A Venezuelan reality check
First, according to available data, Venezuela shipped around 200,000 bpd to PetroCaribe members in 2011. Together, analysts estimate that these programmes account for an estimated US$20bn in lost revenue per year (equivalent to 6.5% of GDP).
When the separate supply agreements with Cuba and with China are factored in, some global industry reports indicate that these preferential supply agreements cost Venezuela revenue lost equivalent to more than 400,000 barrels per day (bbl/d) of Venezuelan oil exports.
Second, Venezuela is currently giving away around one third of its oil production at below-market prices.

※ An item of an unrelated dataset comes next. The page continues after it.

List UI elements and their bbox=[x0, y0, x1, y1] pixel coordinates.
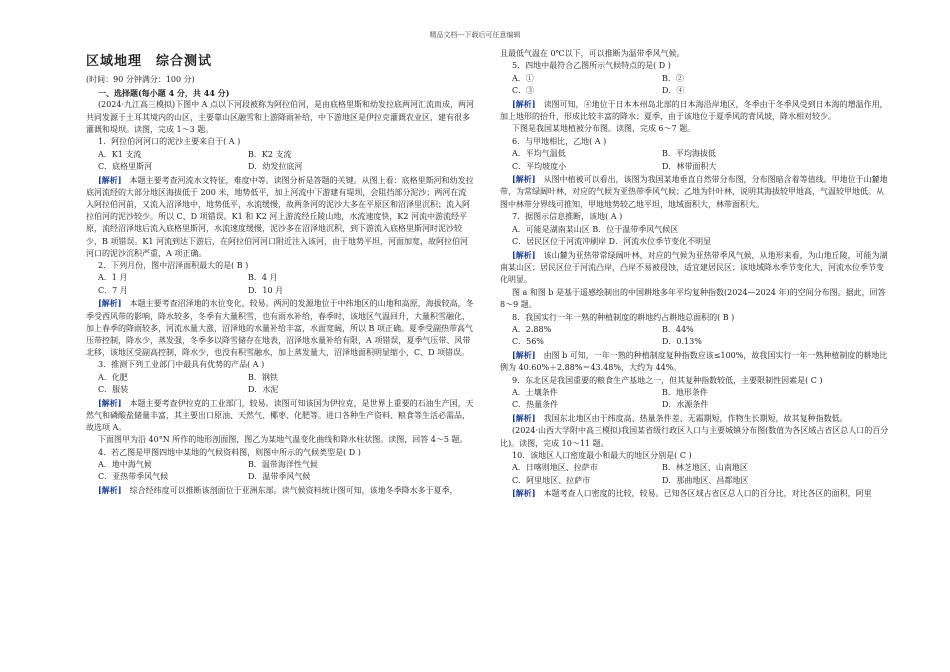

This includes loans-for-oil deals with China, and heavy subsidies in the domestic energy market (which consume more than 8,000 bpd, according to industry analysts).
Third, energy analysts forecast that the Venezuelan oil sector is unlikely to improve significantly in the near term regardless of the outcome of the political transition.
A Maduro administration would likely represent policy continuity, and government demands on the state-owned oil company PDVSA for revenue will remain strong.
With a change of government energy policy might be different, but it will still be influenced for sometime by the prevailing state apparatus that includes PDVSA.
Fourth, the Venezuelan economy is in serious trouble. Inflation is in the high 30s, (while the Latin American average is 7%), the national debt is rising, and the fiscal deficit is growing.
Politics or economics?
Venezuela’s present economic realities would indicate a reduction in the largesse that accompanies current resource diplomacy as designed and implemented by the late President Hugo Chávez.
Further, given the potential for future regime change in Venezuela, and questions about PDVSA’s performance, aid programmes in their current form could be revised, or even phased out.
The sustainability of PetroCaribe and similar aid programmes depends on several factors. Some energy specialists estimate that if oil prices ever go below US$75, Venezuela will not be able to maintain the programme.
The reality is that at some point neither PetroCaribe nor ALBA, nor any other Venezuelan aid programs, will be able to deliver the same level of benefits.
However, politics often seems to trump economics!
So with politics it is not at all certain that Venezuela’s current resource diplomacy initiatives would be cut drastically, and certainly not immediately; even by an opposition government that would want to continue good relations in the Caribbean and Central American region.
However, if economics rather than politics prevails, the initiatives will be phased out sooner rather than later.
A President Maduro will most likely maintain PetroCaribe.
But domestic fiscal constraints will force his administration to reduce foreign aid.
In this scenario, maintaining aid to Cuba would be a priority since the Castro brothers are strategic allies.
A strong relation with the Castro regime is also Maduro’s main path to justify his revolutionary credentials in the post-Chávez era.
For other member countries, including those in Caricom, any reduction in aid would be gradual, but more substantial.
The dismantling of PetroCaribe and other Venezuelan aid programmes would significantly affect Nicaragua, the Dominican Republic and Jamaica and force their leaders to undertake tough policy adjustments.

Prof Anthony T Bryan consults on energy geopolitics and energy security for US-based political and economic risk firms. He also writes frequently for international energy and business publications. He is currently a senior fellow at the Institute of International Relations of the University of the West Indies, St Augustine.